On 6 February 2018, a Tesla Roadster was launched as the mass simulator on the first ever Falcon Heavy launch — putting for the first time ever a car on a Mars-crossing orbit. While undoubtedly a bit of a stunt, the onboard cameras provided an amazing view of our planet Earth as the Starman dummy in the Roadster slowly drifted away from that blue marble, presumably never to be seen again.
This “never” is the point that researchers at the University of Toronto would like to clarify in a paper published after the launch titled The Random Walk of Cars and Their Collision Probabilities with Planets. Using N-body simulations, they come to the conclusion that there’s a 22%, 12%, and 12% chance of the Roadster impacting the Earth, Venus, and the Sun, respectively. But don’t get too excited, it’s not due to happen for a few million years, so it isn’t something any of us will be around to see.

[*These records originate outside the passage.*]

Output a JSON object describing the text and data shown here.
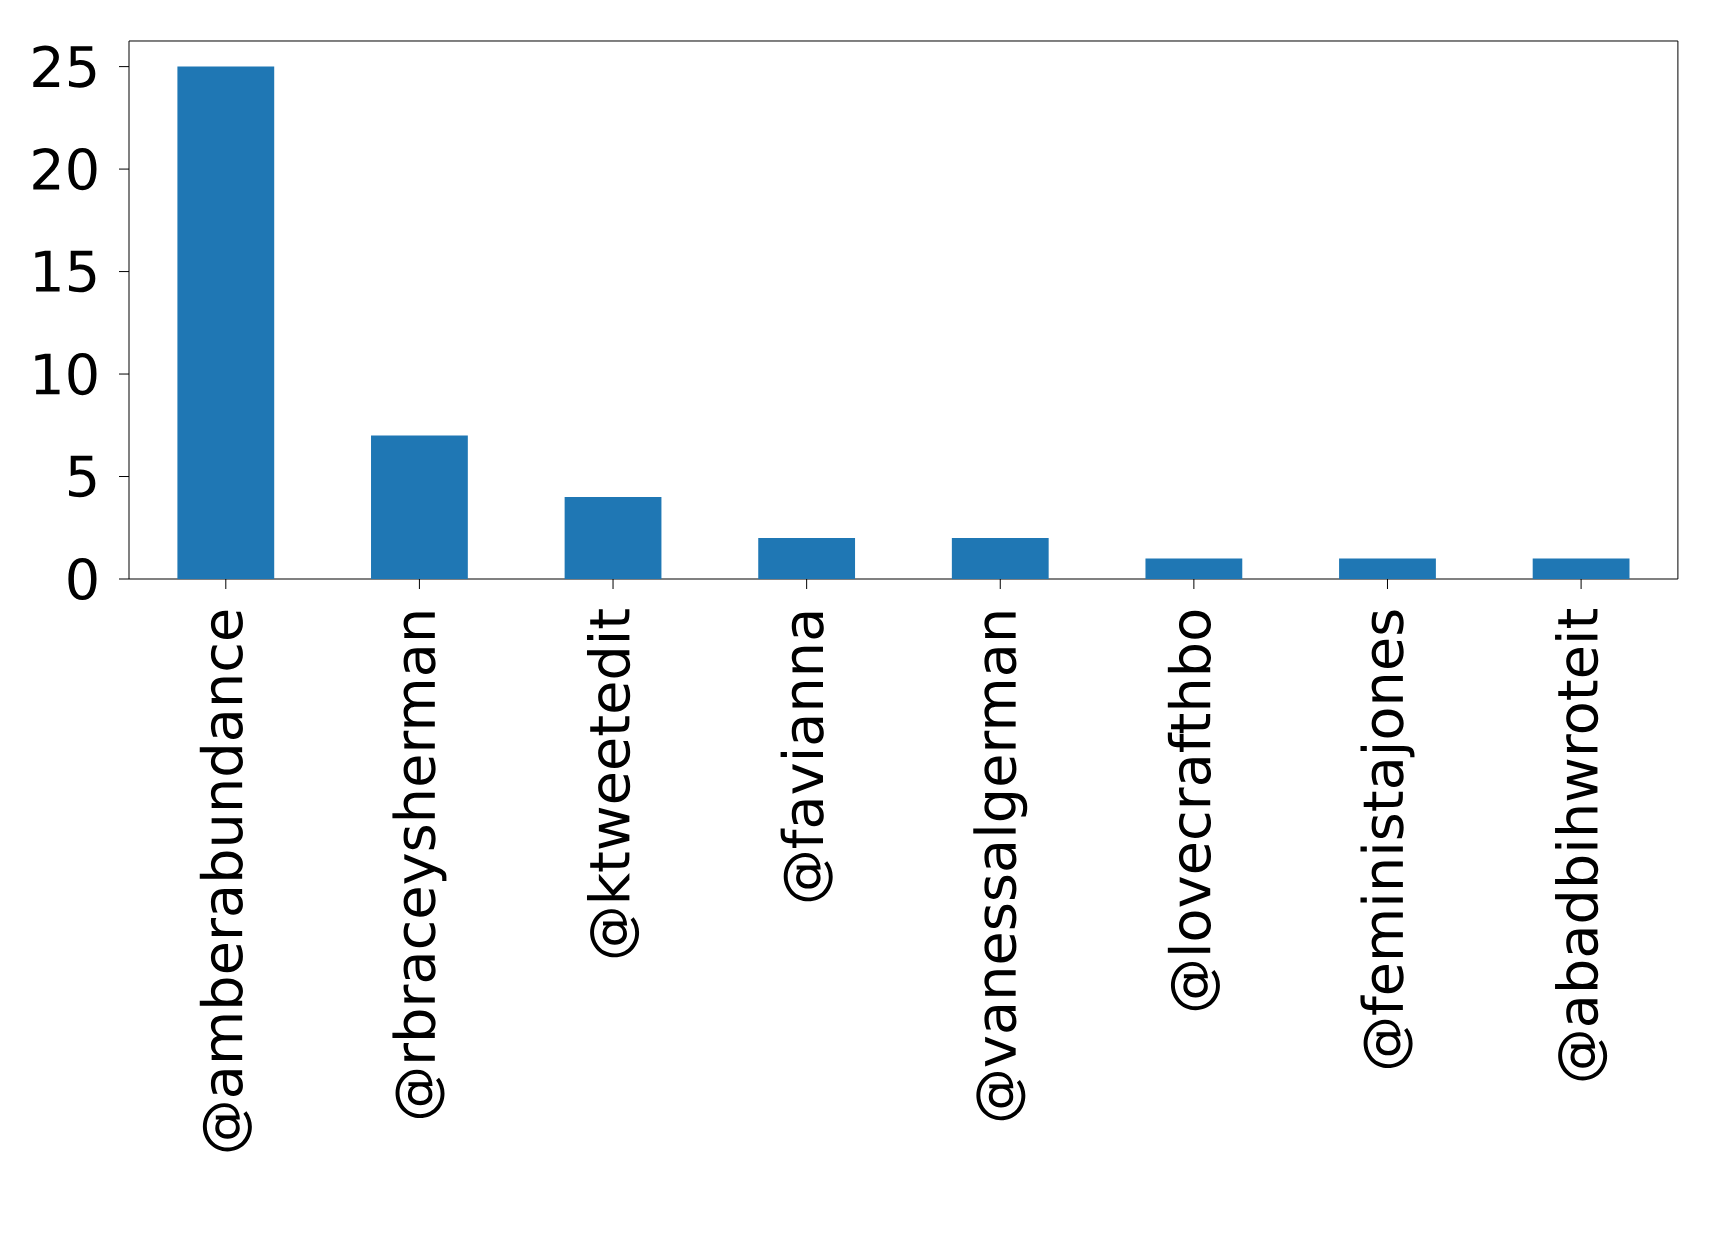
{
  "chart_data": {
    "type": "bar",
    "categories": [
      "@amberabundance",
      "@rbraceysherman",
      "@ktweetedit",
      "@favianna",
      "@vanessalgerman",
      "@lovecrafthbo",
      "@feministajones",
      "@abadbihwroteit"
    ],
    "values": [
      25,
      7,
      4,
      2,
      2,
      1,
      1,
      1
    ],
    "color": "#1f77b4",
    "ylim": [
      0,
      26.25
    ],
    "yticks": [
      0,
      5,
      10,
      15,
      20,
      25
    ]
  }
}
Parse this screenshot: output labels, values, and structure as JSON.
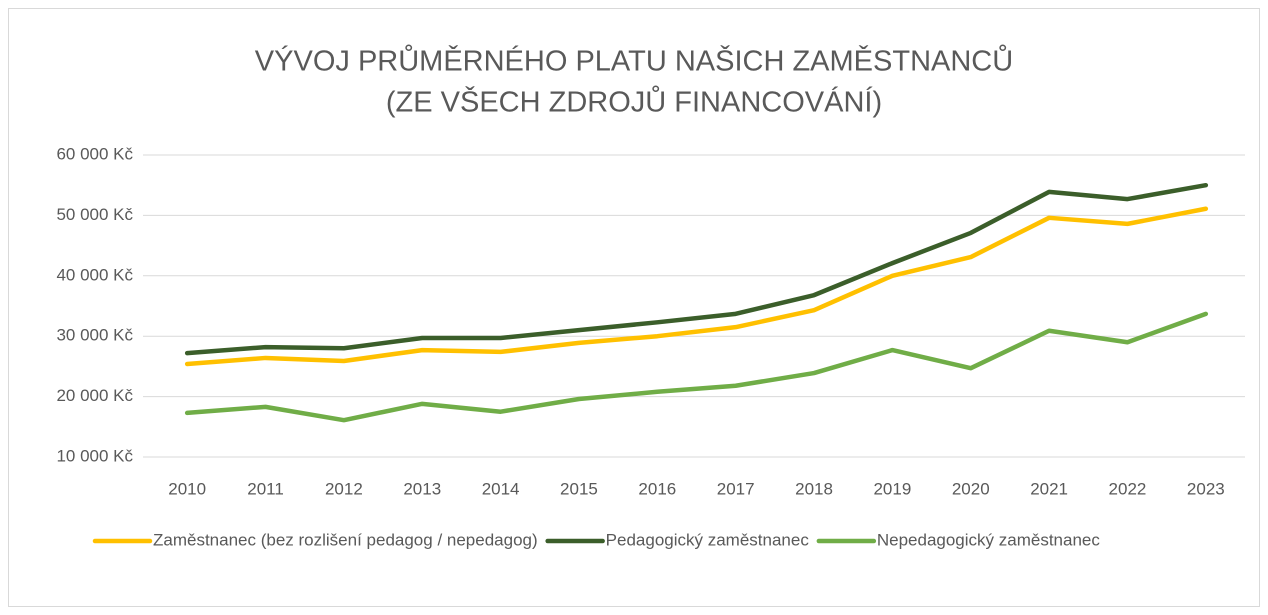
{
  "chart_data": {
    "type": "line",
    "title": [
      "VÝVOJ PRŮMĚRNÉHO PLATU NAŠICH ZAMĚSTNANCŮ",
      "(ZE VŠECH ZDROJŮ FINANCOVÁNÍ)"
    ],
    "categories": [
      "2010",
      "2011",
      "2012",
      "2013",
      "2014",
      "2015",
      "2016",
      "2017",
      "2018",
      "2019",
      "2020",
      "2021",
      "2022",
      "2023"
    ],
    "series": [
      {
        "name": "Zaměstnanec (bez rozlišení pedagog / nepedagog)",
        "color": "#ffc000",
        "values": [
          25400,
          26400,
          25900,
          27700,
          27400,
          28900,
          30000,
          31500,
          34300,
          40000,
          43100,
          49600,
          48600,
          51100
        ]
      },
      {
        "name": "Pedagogický zaměstnanec",
        "color": "#3b5e2a",
        "values": [
          27200,
          28200,
          28000,
          29700,
          29700,
          31000,
          32300,
          33700,
          36800,
          42100,
          47100,
          53900,
          52700,
          55000
        ]
      },
      {
        "name": "Nepedagogický zaměstnanec",
        "color": "#70ad47",
        "values": [
          17300,
          18300,
          16100,
          18800,
          17500,
          19600,
          20800,
          21800,
          23900,
          27700,
          24700,
          30900,
          29000,
          33700
        ]
      }
    ],
    "ylim": [
      10000,
      60000
    ],
    "yticks": [
      {
        "value": 10000,
        "label": "10 000 Kč"
      },
      {
        "value": 20000,
        "label": "20 000 Kč"
      },
      {
        "value": 30000,
        "label": "30 000 Kč"
      },
      {
        "value": 40000,
        "label": "40 000 Kč"
      },
      {
        "value": 50000,
        "label": "50 000 Kč"
      },
      {
        "value": 60000,
        "label": "60 000 Kč"
      }
    ],
    "grid": true,
    "legend": "bottom"
  }
}
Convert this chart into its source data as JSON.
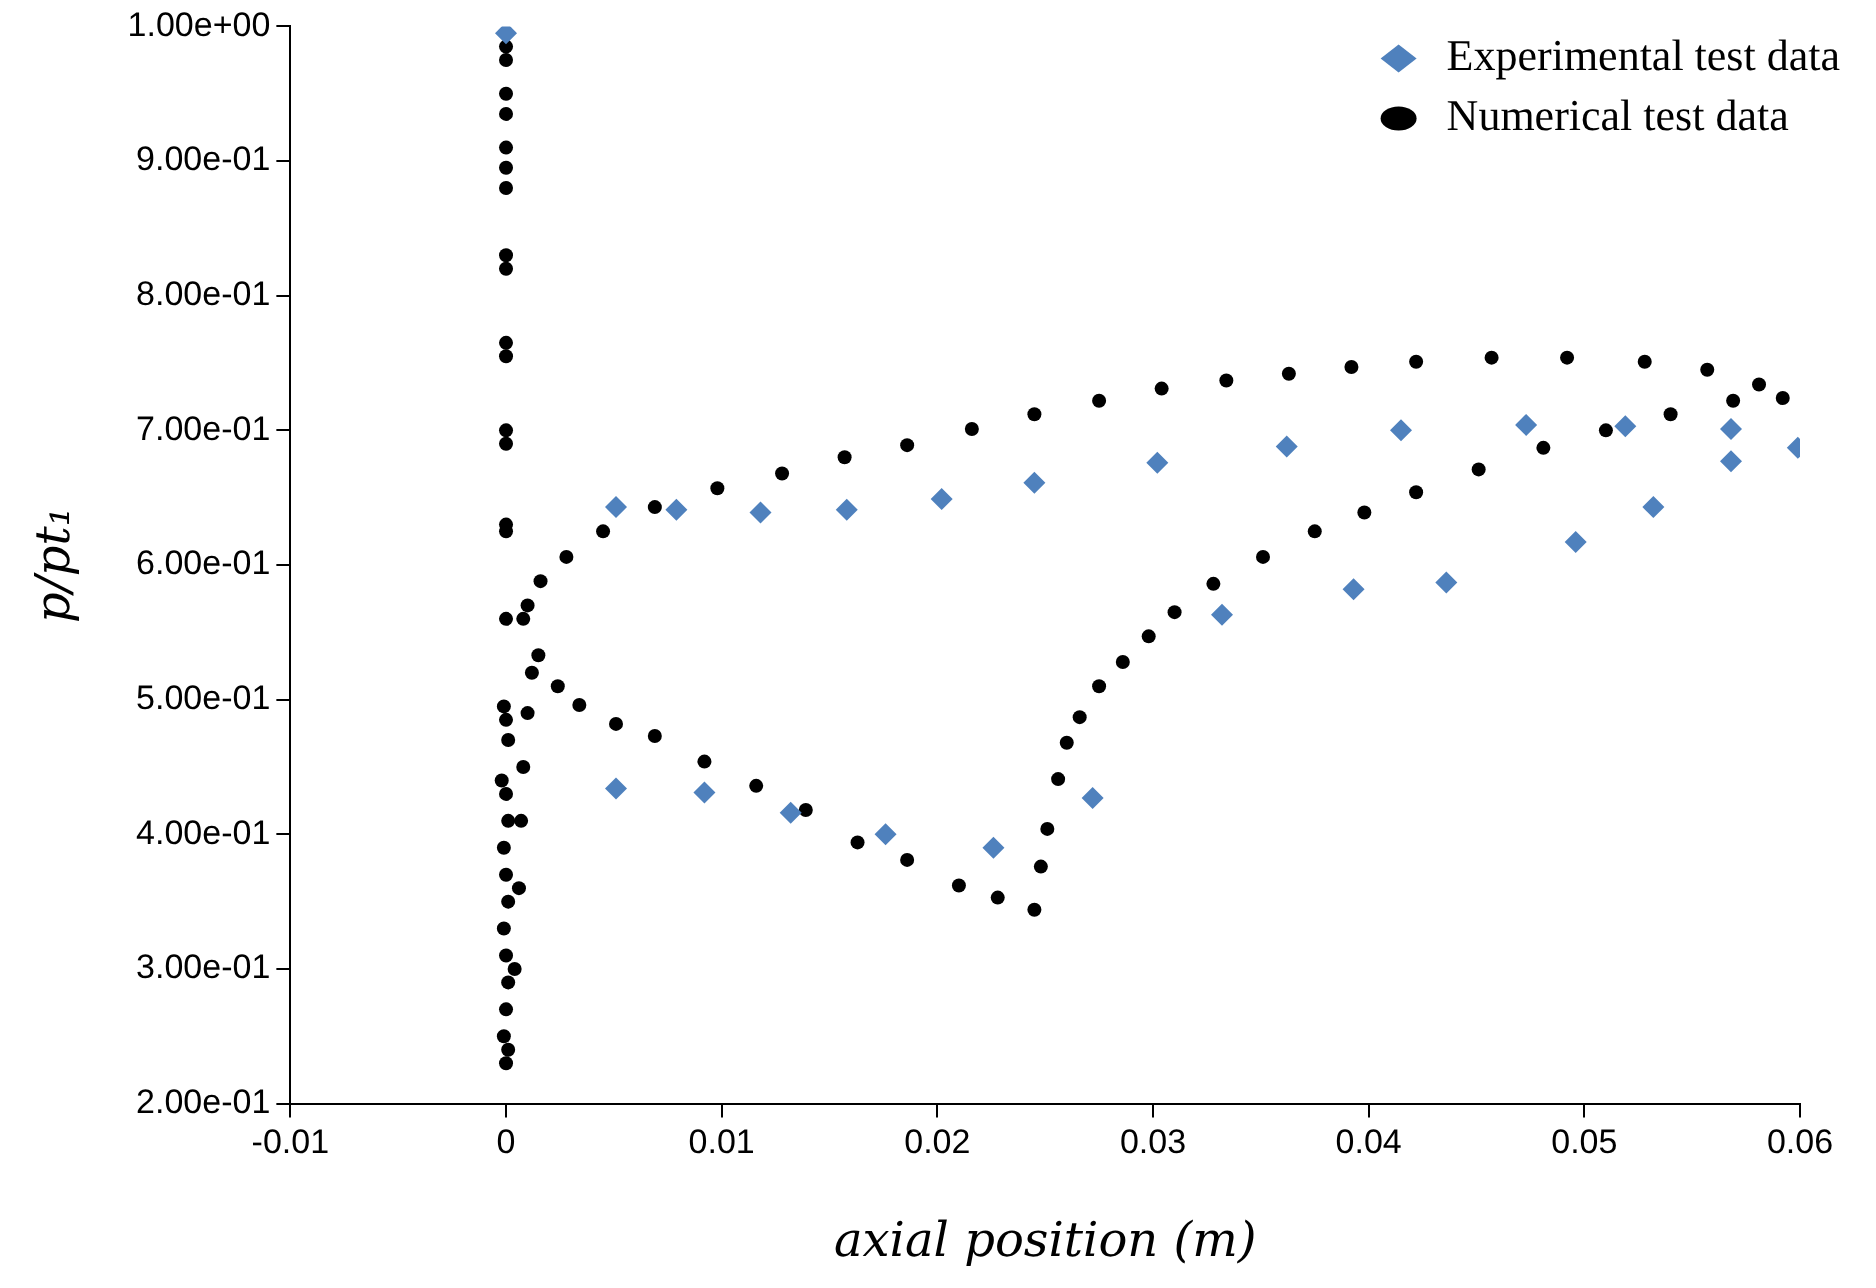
{
  "chart_data": {
    "type": "scatter",
    "xlabel": "axial position (m)",
    "ylabel": "p/pt₁",
    "xlim": [
      -0.01,
      0.06
    ],
    "xticks": [
      -0.01,
      0,
      0.01,
      0.02,
      0.03,
      0.04,
      0.05,
      0.06
    ],
    "ylim": [
      0.2,
      1.0
    ],
    "yticks": [
      {
        "value": 0.2,
        "label": "2.00e-01"
      },
      {
        "value": 0.3,
        "label": "3.00e-01"
      },
      {
        "value": 0.4,
        "label": "4.00e-01"
      },
      {
        "value": 0.5,
        "label": "5.00e-01"
      },
      {
        "value": 0.6,
        "label": "6.00e-01"
      },
      {
        "value": 0.7,
        "label": "7.00e-01"
      },
      {
        "value": 0.8,
        "label": "8.00e-01"
      },
      {
        "value": 0.9,
        "label": "9.00e-01"
      },
      {
        "value": 1.0,
        "label": "1.00e+00"
      }
    ],
    "grid": false,
    "legend": "top right",
    "series": [
      {
        "name": "Experimental test data",
        "color": "#4f81bd",
        "marker": "diamond",
        "x": [
          0,
          0.0051,
          0.0079,
          0.0118,
          0.0158,
          0.0202,
          0.0245,
          0.0302,
          0.0362,
          0.0415,
          0.0473,
          0.0519,
          0.0568,
          0.0568,
          0.0599,
          0.0532,
          0.0496,
          0.0436,
          0.0393,
          0.0332,
          0.0272,
          0.0226,
          0.0176,
          0.0132,
          0.0092,
          0.0051
        ],
        "values": [
          0.995,
          0.643,
          0.641,
          0.639,
          0.641,
          0.649,
          0.661,
          0.676,
          0.688,
          0.7,
          0.704,
          0.703,
          0.701,
          0.677,
          0.687,
          0.643,
          0.617,
          0.587,
          0.582,
          0.563,
          0.427,
          0.39,
          0.4,
          0.416,
          0.431,
          0.434
        ]
      },
      {
        "name": "Numerical test data",
        "color": "#000000",
        "marker": "circle",
        "x": [
          0,
          0,
          0,
          0,
          0,
          0,
          0,
          0,
          0,
          0,
          0,
          0,
          0,
          0,
          0,
          0,
          -0.0001,
          0,
          0.0001,
          -0.0002,
          0,
          0.0001,
          -0.0001,
          0,
          0.0001,
          -0.0001,
          0,
          0.0001,
          0,
          -0.0001,
          0.0001,
          0,
          0.0004,
          0.0006,
          0.0007,
          0.0008,
          0.001,
          0.0012,
          0.0015,
          0.0024,
          0.0034,
          0.0051,
          0.0069,
          0.0092,
          0.0116,
          0.0139,
          0.0163,
          0.0186,
          0.021,
          0.0228,
          0.0245,
          0.0248,
          0.0251,
          0.0256,
          0.026,
          0.0266,
          0.0275,
          0.0286,
          0.0298,
          0.031,
          0.0328,
          0.0351,
          0.0375,
          0.0398,
          0.0422,
          0.0451,
          0.0481,
          0.051,
          0.054,
          0.0569,
          0.0592,
          0.0581,
          0.0557,
          0.0528,
          0.0492,
          0.0457,
          0.0422,
          0.0392,
          0.0363,
          0.0334,
          0.0304,
          0.0275,
          0.0245,
          0.0216,
          0.0186,
          0.0157,
          0.0128,
          0.0098,
          0.0069,
          0.0045,
          0.0028,
          0.0016,
          0.001,
          0.0008
        ],
        "values": [
          0.985,
          0.975,
          0.95,
          0.935,
          0.91,
          0.895,
          0.88,
          0.83,
          0.82,
          0.765,
          0.755,
          0.7,
          0.69,
          0.63,
          0.625,
          0.56,
          0.495,
          0.485,
          0.47,
          0.44,
          0.43,
          0.41,
          0.39,
          0.37,
          0.35,
          0.33,
          0.31,
          0.29,
          0.27,
          0.25,
          0.24,
          0.23,
          0.3,
          0.36,
          0.41,
          0.45,
          0.49,
          0.52,
          0.533,
          0.51,
          0.496,
          0.482,
          0.473,
          0.454,
          0.436,
          0.418,
          0.394,
          0.381,
          0.362,
          0.353,
          0.344,
          0.376,
          0.404,
          0.441,
          0.468,
          0.487,
          0.51,
          0.528,
          0.547,
          0.565,
          0.586,
          0.606,
          0.625,
          0.639,
          0.654,
          0.671,
          0.687,
          0.7,
          0.712,
          0.722,
          0.724,
          0.734,
          0.745,
          0.751,
          0.754,
          0.754,
          0.751,
          0.747,
          0.742,
          0.737,
          0.731,
          0.722,
          0.712,
          0.701,
          0.689,
          0.68,
          0.668,
          0.657,
          0.643,
          0.625,
          0.606,
          0.588,
          0.57,
          0.56
        ]
      }
    ]
  }
}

As the Where Is Starman? website shows, the Roadster never reached escape velocity from the Sun’s gravity, meaning that it’s still zipping around in an orbit around our day star. Exposed to the harsh UV and other radiation, it’s likely that very little is left at this point of the Tesla, or Starman himself. Even so, scientists to this day are feeling less than amused by what they see as essentially littering, adding to the discarded rocket stages, dead satellites and other debris that occasionally makes it into the news when it smashes into the Moon, or threatens the ISS.